Why isn’t the tight labour market pushing up inflation?

Conventional wisdom tells us that when employment conditions are strong – meaning underemployment is low and participation rate is high – wages should rise.  Wages are responsible for around 60-70% of overall inflation, so there is a strong link between employment markets and inflation. 

Yellen and most other economists have expected inflation to rise as employment conditions tightened, but it hasn’t yet happened and in fact inflation seems to be weakening a little.  Excluding the items in the Amazon Inflation Index, inflation has fallen by 0.40% in the past year, despite underemployment falling from 10.4% to 8.9%. 

The explanation isn’t clear from the data itself, but there is a possible intuitive argument put forward in the Wall Street Journal and reprinted in the AFR last week.  The articles cited a “typical” US services business well outside the normal domain of Amazon and its online peers. The business was an Omaha roof repairs business, quoted as saying that they could not find US workers at the $17 per hour they were offering as the labour market was too tight.  However, they could not increase prices due to the digital economy method of sourcing household services via online price comparison sites.  The owner of the business said that when they had tried to increase prices, their business fell away steeply on these sites and, as most of their business was now sourced online, they had to drop prices again.

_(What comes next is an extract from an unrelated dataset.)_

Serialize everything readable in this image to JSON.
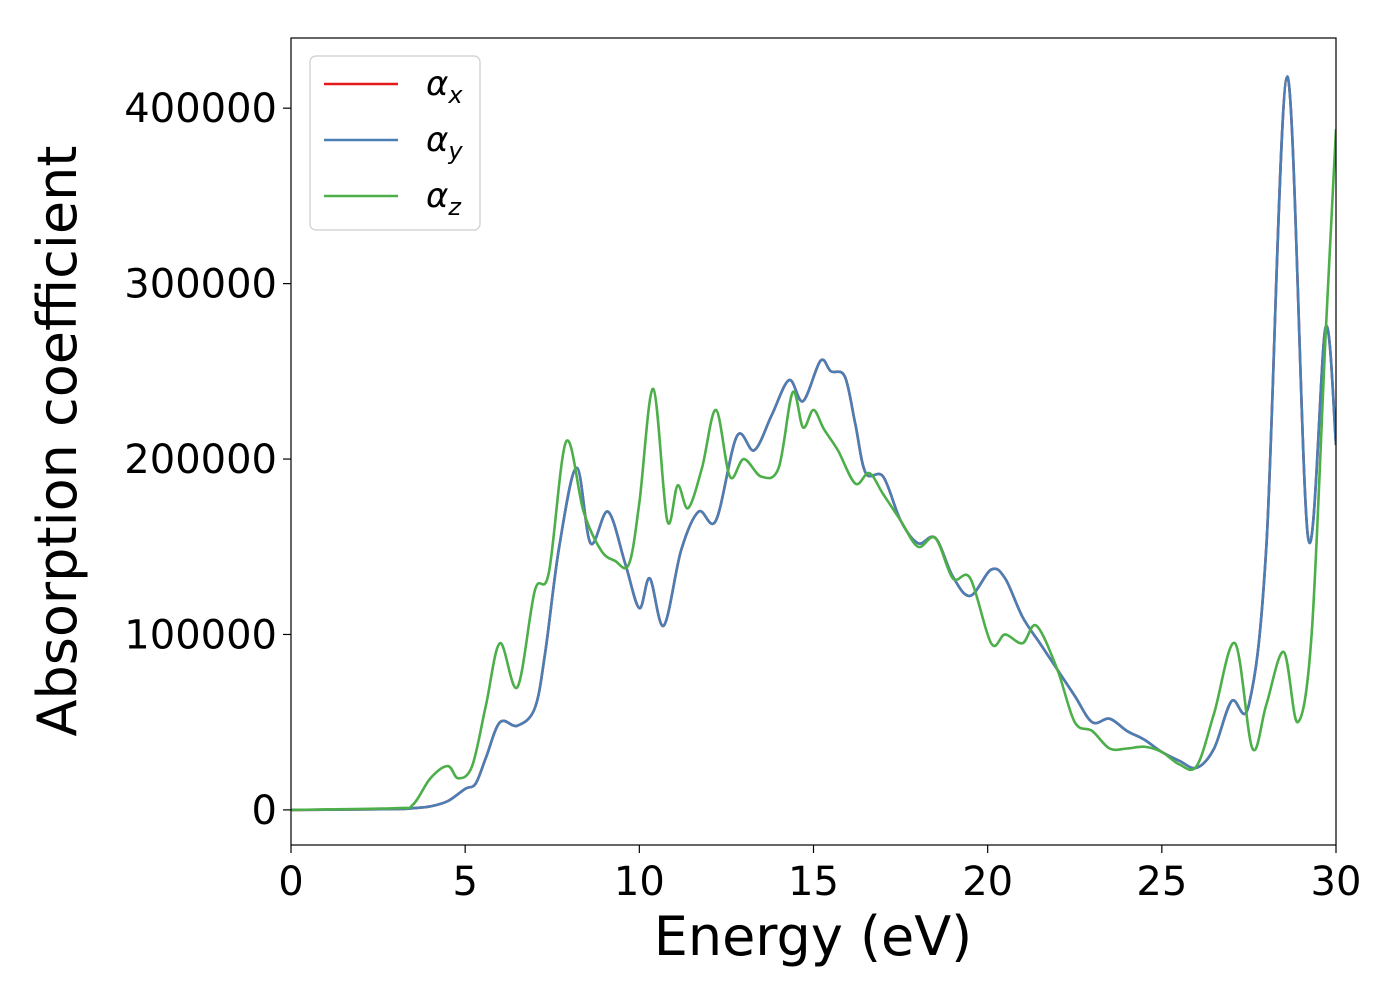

This is just one story, but it offers insight to how the rapid advance of online consumer search and spending patterns are impacting the broader economy. Discretionary spending is now 20% online, up from 17% last year. By 2030 this figure is estimated to exceed 50% as autonomous vehicles enable online shopping deliveries in under an hour for $1.00, compared to days or weeks in our current economy at $6.99 (using Amazon Prime’s pricing today and proposed pricing for future drone deliveries when they start later this year).  The more the digital economy instils itself into our lives, the greater the downward price pressure on everything, from books to roof repairs. Ultimately, this puts downward pressure on global inflation.

Near term outlook

Signs of wage growth in the US are stronger than Australia or Europe, but are still not meeting market expectations.  We suspect those expectations are based on outdated models that use the past to predict the future. In an age of rapidly changing technological impacts on costs and labour demand, this model will continue to overestimate future inflation and interest rates.  On that basis, we believe US inflation will remain below 2% per annum for the next year at least, but likely well beyond, despite its relatively healthy economy.  For the rest of the mature economies globally, the inflation outlook is even weaker.

For financial markets, this outlook implies long term interest rates will tend to overshoot then fall again as inflation disappoints, remaining in the 2.25% to 2.75% per annum range for US 10 year Treasuries. While weak in the US, inflation and interest rate growth will be weaker in Europe and Japan, and particularly in Australia, pushing the USD up against these other currencies.